This red cabbage salad has always been a big hit in our home and at potlucks. It is based off a recipe a friend passed onto me 15 years ago. I loved the salad but lost the recipe so this is what I created based on my memory of the salad. This recipe probably has very little in common with the original but I like it just as much.

My original recipe used soy sauce but when I quit eating any soy I used coconut aminos as a substitute. They were a perfect substitute for a while until I did a little more research and learned more about MSG and excitotoxins. In turns out the coconut aminos were not a great substitute so I eliminated this ingredient from the recipe entirely until I have time to do more research. It changes the flavor of the salad but not in a bad way. The salad remains crunchy and zesty and delicious.

I did find a recipe online from the GFCF Lady for a soy sauce substitute. I haven’t tried it yet but I’m intrigued. What I love about this red cabbage salad is how quick it is to make with ingredients you likely already have in the house. Making your own soy-sauce will add to the time and complexity so for now I will do without.

If you have seen my recipes before you know that I estimate amounts. I feel coming up with your own measurements for ingredients is one of the best ways to connect with food. It requires us to really think about the flavor and taste of an ingredient and then decide based on our experience and personal preference how much is the correct amount. This is why I cook and rarely bake. Baking requires a little more specificity and structure. I have approximated amounts below to help you get started.


  • One Red Cabbage
  • Sunflower Seeds (soaked/sprouted if you have them – approximately one cup)
  • Sesame Seeds (soaked/sprouted if you have them – approximately 1/2 – 1 cup)
  • Olive Oil (approximately 1/2 cup to start then add to personal taste)
  • Sesame Oil (approximately a tablespoon)
  • Vinegar – I use apple cider, basalmic or coconut vinegar (approximately 1/2 cup maybe a little more)
  • Sea Salt to taste


  • Grated Carrots (approximately 2 cups grated)
  • Grated Ginger (one tablespoon)
  • Chopped Apple (one apple)
  • Chopped Chicken
  • Chopped Green Cabbage (blend with red cabbage)
  • Cilantro
  • Nuts – peanuts, cashews, pecans, walnuts (soaked/sprouted)

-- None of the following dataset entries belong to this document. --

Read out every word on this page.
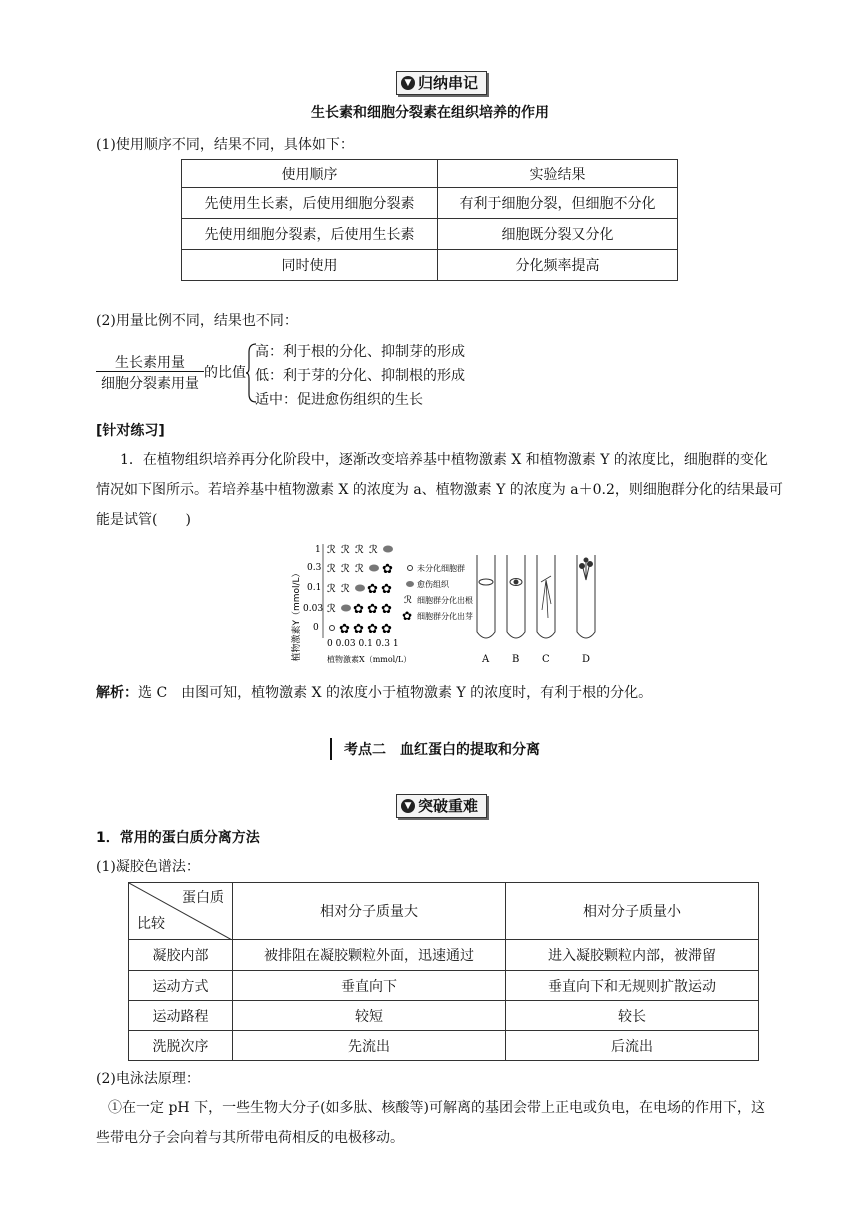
▼ 归纳串记
生长素和细胞分裂素在组织培养的作用
(1)使用顺序不同，结果不同，具体如下：
使用顺序	实验结果
先使用生长素，后使用细胞分裂素	有利于细胞分裂，但细胞不分化
先使用细胞分裂素，后使用生长素	细胞既分裂又分化
同时使用	分化频率提高
(2)用量比例不同，结果也不同：
生长素用量
细胞分裂素用量
的比值
高：利于根的分化、抑制芽的形成
低：利于芽的分化、抑制根的形成
适中：促进愈伤组织的生长
[针对练习]
1．在植物组织培养再分化阶段中，逐渐改变培养基中植物激素 X 和植物激素 Y 的浓度比，细胞群的变化
情况如下图所示。若培养基中植物激素 X 的浓度为 a、植物激素 Y 的浓度为 a＋0.2，则细胞群分化的结果最可
能是试管(　　)
植物激素Y（mmol/L）
1
0.3
0.1
0.03
0
0 0.03 0.1 0.3 1
植物激素X（mmol/L）
ℛ ℛ ℛ ℛ
ℛ ℛ ℛ ✿
ℛ ℛ ✿ ✿
ℛ ✿ ✿ ✿
✿ ✿ ✿ ✿
未分化细胞群
愈伤组织
ℛ 细胞群分化出根
✿ 细胞群分化出芽
A B C	D
解析：选 C　由图可知，植物激素 X 的浓度小于植物激素 Y 的浓度时，有利于根的分化。
考点二　血红蛋白的提取和分离
▼ 突破重难
1．常用的蛋白质分离方法
(1)凝胶色谱法：
蛋白质
比较	相对分子质量大	相对分子质量小
凝胶内部	被排阻在凝胶颗粒外面，迅速通过	进入凝胶颗粒内部，被滞留
运动方式	垂直向下	垂直向下和无规则扩散运动
运动路程	较短	较长
洗脱次序	先流出	后流出
(2)电泳法原理：
①在一定 pH 下，一些生物大分子(如多肽、核酸等)可解离的基团会带上正电或负电，在电场的作用下，这
些带电分子会向着与其所带电荷相反的电极移动。
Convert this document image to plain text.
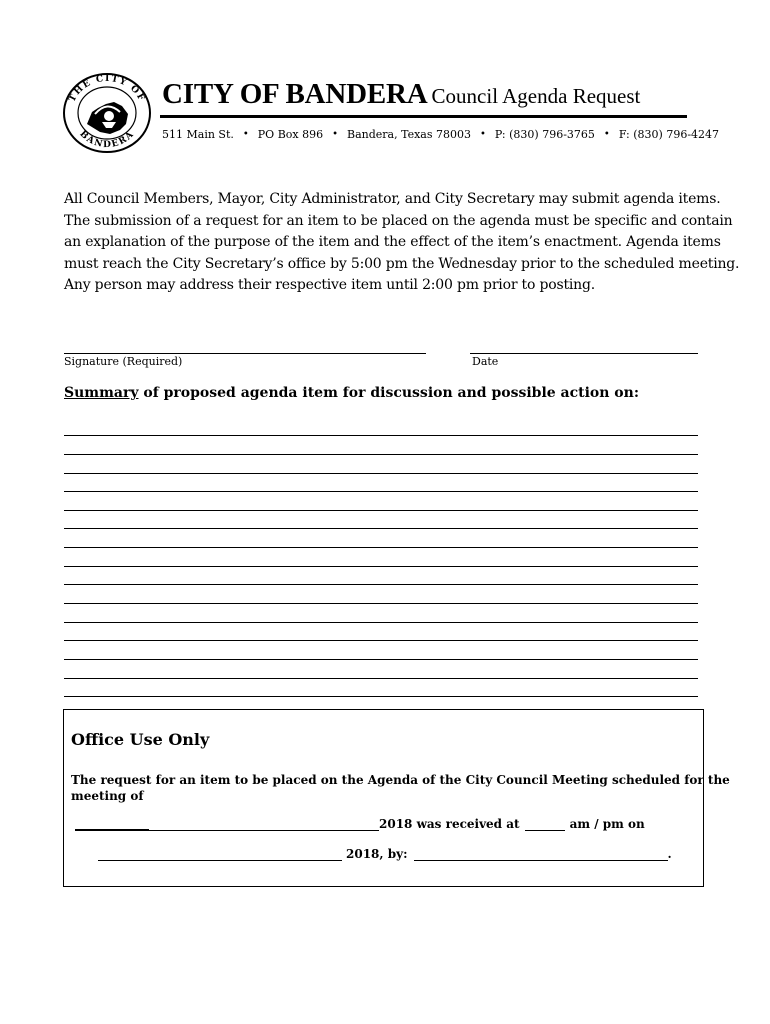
THE CITY OF
BANDERA
CITY OF BANDERA Council Agenda Request
511 Main St. • PO Box 896 • Bandera, Texas 78003 • P: (830) 796-3765 • F: (830) 796-4247

All Council Members, Mayor, City Administrator, and City Secretary may submit agenda items.

The submission of a request for an item to be placed on the agenda must be specific and contain

an explanation of the purpose of the item and the effect of the item’s enactment. Agenda items

must reach the City Secretary’s office by 5:00 pm the Wednesday prior to the scheduled meeting.

Any person may address their respective item until 2:00 pm prior to posting.

Signature (Required)	Date
Summary of proposed agenda item for discussion and possible action on:
Office Use Only
The request for an item to be placed on the Agenda of the City Council Meeting scheduled for the
meeting of
2018 was received at	am / pm on
2018, by:	.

  • Remove the outer leaves of the red cabbage

  • Chop red cabbage into small pieces. I prefer to chop the cabbage over grating it so that the salad remain crunchy
  • Add red cabbage to a salad bowl. Make sure the bowl is large enough so there is plenty of room to toss ingredients.
  • Lightly toast the sesame seeds. I soak/sprout and roast/dehydrate seeds in advance and keep them in the pantry. You can buy sprouted seeds or use unsprouted seeds. Soaking/sprouting seeds makes them more digestible by reducing the phytic acid.
  • Add all ingredients to red cabbage and toss.
  • Add any optional ingredients and toss.
  • Let sit for 15 minutes before serving.